Greenback’s Dominant Position Challenged
Strategists at JP Morgan have said the U.S. dollar will likely retain its dominance despite the ongoing attempts to replace it with an alternative reserve currency. In their latest note, strategists Meera Chandan and Octavia Popescu point to the greenback’s share of foreign exchange trading volumes which stands at 88%.
Meanwhile, a Reuters report also pointed to the greenback’s use in trade invoicing as another factor that backs Chandan and Popescu’s U.S. dollar prediction. However, the strategists did acknowledge that the greenback’s position will still continue to be challenged.
“Some signs of de-dollarization are emerging,” the strategists are quoted as saying.
As has been reported by Bitcoin.com News, opponents of a U.S.-dominated financial system have been pushing for a reserve currency that challenges the dollar’s dominant position. While some have named the potentially upcoming Brazil, Russia, India, China, and South Africa (BRICS) money as the currency that will finally topple the greenback, others have said China’s yuan is more well-positioned to achieve this.

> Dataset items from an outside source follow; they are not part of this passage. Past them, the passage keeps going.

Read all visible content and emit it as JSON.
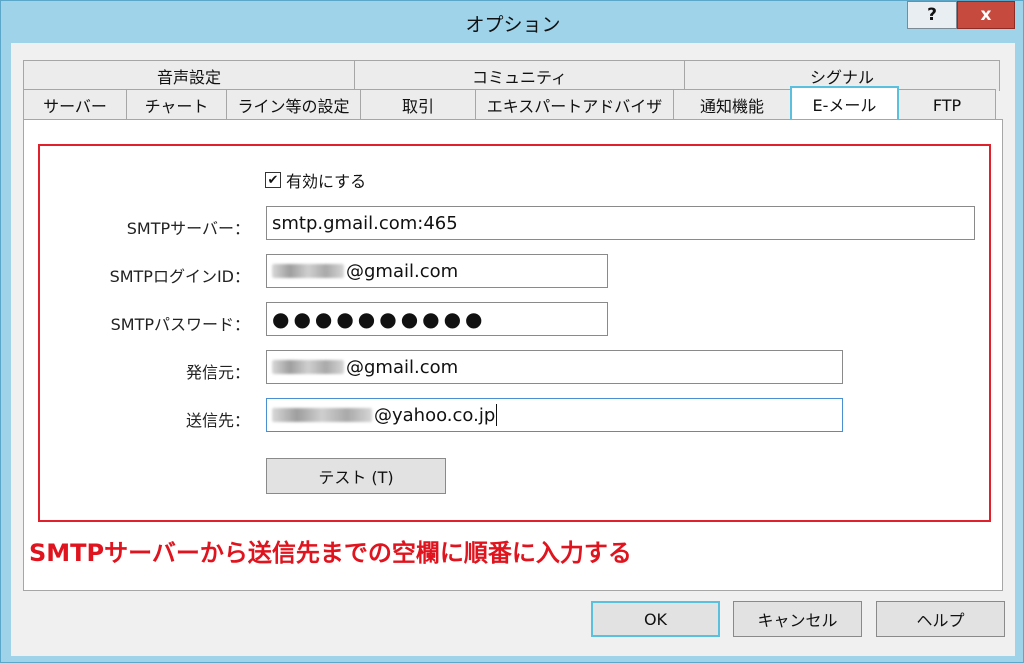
{
  "window": {
    "title": "オプション",
    "help_label": "?",
    "close_label": "x"
  },
  "tabs": {
    "top_row": [
      "音声設定",
      "コミュニティ",
      "シグナル"
    ],
    "bottom_row": [
      "サーバー",
      "チャート",
      "ライン等の設定",
      "取引",
      "エキスパートアドバイザ",
      "通知機能",
      "E-メール",
      "FTP"
    ],
    "active": "E-メール"
  },
  "form": {
    "enable_label": "有効にする",
    "enable_checked": true,
    "smtp_server_label": "SMTPサーバー：",
    "smtp_server_value": "smtp.gmail.com:465",
    "login_id_label": "SMTPログインID：",
    "login_id_value": "@gmail.com",
    "password_label": "SMTPパスワード：",
    "password_value": "●●●●●●●●●●",
    "from_label": "発信元：",
    "from_value": "@gmail.com",
    "to_label": "送信先：",
    "to_value": "@yahoo.co.jp",
    "test_button": "テスト (T)"
  },
  "annotation": {
    "text": "SMTPサーバーから送信先までの空欄に順番に入力する",
    "color": "#e0141e"
  },
  "footer": {
    "ok": "OK",
    "cancel": "キャンセル",
    "help": "ヘルプ"
  },
  "colors": {
    "window_frame": "#9fd3ea",
    "focus_accent": "#5bc0de",
    "highlight_border": "#e0202a"
  }
}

Yuan’s Share of the Global Total
However, according to the report, the yuan currently accounts for just 7% of global foreign exchange trade volumes. In contrast, the European Union currency, the euro, accounts for 31% of forex traded volumes.
Meanwhile, the two JP Morgan strategists warned that China’s capital controls mean the Asian country’s currency is unlikely to topple the U.S. dollar in the foreseeable future. To back their argument, the JP Morgan strategists point to data which suggest that China’s CNY only accounts for 2.3% of SWIFT payments. The U.S. dollar and the euro, on the other hand, account for 43% and 32% of SWIFT payments, respectively.